- Texte visé : Projet de loi de finances pour 2026, n° 1906
- Stade de lecture : 1ère lecture (1ère assemblée saisie)
- Examiné par : Commission des finances, de l'économie générale et du contrôle budgétaire
- Mission visée : Écologie, développement et mobilité durables
Modifier ainsi les autorisations d'engagement et les crédits de paiement :
| (en euros) | ||
| Programmes | + | - |
| Infrastructures et services de transports | 0 | 0 |
| Affaires maritimes, pêche et aquaculture | 0 | 0 |
| Paysages, eau et biodiversité | 0 | 0 |
| Expertise, information géographique et météorologie | 0 | 0 |
| Prévention des risques | 0 | 0 |
| Énergie, climat et après-mines | 0 | 0 |
| Service public de l'énergie | 0 | 0 |
| Conduite et pilotage des politiques de l'écologie, du développement et de la mobilité durables | 0 | 1 000 000 |
| Fonds d'accélération de la transition écologique dans les territoires | 0 | 0 |
| Sûreté nucléaire et radioprotection | 0 | 0 |
| Ecologie – mise en extinction du plan de relance | 0 | 0 |
| Fonds Érosion Côtière(ligne nouvelle) | 1 000 000 | 0 |
| TOTAUX | 1 000 000 | 1 000 000 |
| SOLDE | 0 | |
La loi Climat et Résilience du 22 août 2021 a ouvert le champ des possibles en matière d'adaptation des territoires littoraux au changement climatique. Des dispositifs nouveaux, attendus par les communes, permettent d'accompagner leur stratégie locale de gestion intégrée du trait de côte. Il n'en demeure pas moins que le volet « financement » des projets d'adaptation est absent de la loi et n'a pas été pris en compte. Aussi, les communes littorales affectées par l'érosion côtière, sur l’Hexagone, en Corse et en Outre-mer, restent désemparées.
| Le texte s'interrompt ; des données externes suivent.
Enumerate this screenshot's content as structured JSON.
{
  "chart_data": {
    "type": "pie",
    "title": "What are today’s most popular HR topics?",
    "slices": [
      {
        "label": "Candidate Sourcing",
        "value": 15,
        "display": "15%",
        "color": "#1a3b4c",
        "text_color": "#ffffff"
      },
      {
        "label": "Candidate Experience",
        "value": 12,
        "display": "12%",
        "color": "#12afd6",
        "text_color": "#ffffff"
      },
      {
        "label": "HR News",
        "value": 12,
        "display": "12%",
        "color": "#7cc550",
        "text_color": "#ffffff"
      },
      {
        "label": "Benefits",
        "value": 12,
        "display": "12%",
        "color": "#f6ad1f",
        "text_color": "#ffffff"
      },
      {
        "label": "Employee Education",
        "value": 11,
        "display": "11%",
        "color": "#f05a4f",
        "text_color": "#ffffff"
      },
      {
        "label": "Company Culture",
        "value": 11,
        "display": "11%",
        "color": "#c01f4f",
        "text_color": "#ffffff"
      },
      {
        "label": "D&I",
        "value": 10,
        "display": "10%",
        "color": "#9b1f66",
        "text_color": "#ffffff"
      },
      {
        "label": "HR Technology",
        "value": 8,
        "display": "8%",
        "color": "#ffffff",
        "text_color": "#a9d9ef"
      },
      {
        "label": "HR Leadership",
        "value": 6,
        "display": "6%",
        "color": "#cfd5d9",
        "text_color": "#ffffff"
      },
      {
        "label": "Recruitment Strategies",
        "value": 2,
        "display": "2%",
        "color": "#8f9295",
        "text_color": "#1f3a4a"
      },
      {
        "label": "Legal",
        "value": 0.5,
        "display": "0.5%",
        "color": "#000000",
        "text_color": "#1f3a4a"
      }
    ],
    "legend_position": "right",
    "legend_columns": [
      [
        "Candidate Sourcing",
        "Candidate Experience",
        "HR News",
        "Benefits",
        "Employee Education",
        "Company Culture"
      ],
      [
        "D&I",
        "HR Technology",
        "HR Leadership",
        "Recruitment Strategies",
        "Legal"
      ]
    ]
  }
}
Le présent amendement de crédit a pour objet de créer un nouveau programme intitulé « Fonds Érosion côtière (FEC) » au sein de la mission « Écologie, développement et mobilités durables ».
Ce mouvement de crédits se traduit par un abondement d’un million d’euros en autorisations d’engagement (AE) et en crédits de paiement (CP) au bénéfice de ce nouveau programme. Les crédits correspondants, d’un montant équivalent, sont prélevés sur l’action 7 « Pilotage, support, audit et évaluation » du programme 217 « Conduite et pilotage des politiques de l’écologie, du développement et de la mobilité durables ».
Ce fonds érosion côtière s’inscrit dans une véritable stratégie de gestion intégrée du trait de côte. Il s’appuie sur le principe d’une solidarité nationale. Cette première étape affirmerait notre volonté de répondre aux effets du changement climatique sur nos côtes de l’Hexagone, de la Corse et des Outre-mer.
Elle permettrait de nous engager vers une pérennisation de nos actions, évolutive en fonction des besoins et de la rapidité des effets du recul du trait de côte.
Le fonds aura notamment vocation à accompagner financièrement les communes dans le cadre d’un Plan partenarial d’aménagement littoral (PPAL), créé par la loi ELAN. À ce titre, il contribuera au financement des projets d’acquisition foncière, de relocalisation, de protection et de renaturation menés sur l’ensemble du littoral, qu’il s’agisse de territoires de la façade atlantique comme Soulac-sur-Mer, Lacanau, Biscarrosse, Bidart-Guéthary ou Saint-Jean-de-Luz, de la Manche comme Coutances-sur-Mer-et-Bocage, ou encore de territoires méditerranéens comme Sète Agglopôle Méditerranée.
Ce fonds répondra ainsi aux besoins concrets de plus de 1 200 communes littorales, dont plus de 500 concernées par l’érosion côtière et 372 déjà engagées dans des stratégies d’adaptation.
Cet amendement est issu des propositions émises par les membres du Comité national du trait de côte (CNTC), comité spécialisé du Conseil national de la mer et des littoraux (CNML). Ce fonds pourra être abondé par les recettes engendrées par la taxe additionnelle sur les droits de mutation à titre onéreux (DMTO) pour un montant estimé de 20 millions d’euros par an, par la taxe sur les exploitants de plateformes de location touristiques de courte durée pour un montant estimé à 180 millions d’euros par an ainsi que par une partie de la taxe sur les éoliennes en ZEE.
Le Cerema avait, à la demande du ministère de la Transition écologique et pour conforter les travaux du CNTC, publié un rapport portant sur l’évaluation des enjeux exposés au recul du trait de côte à 5 ans (240 M€) et à 30 ans (1,2 Md€).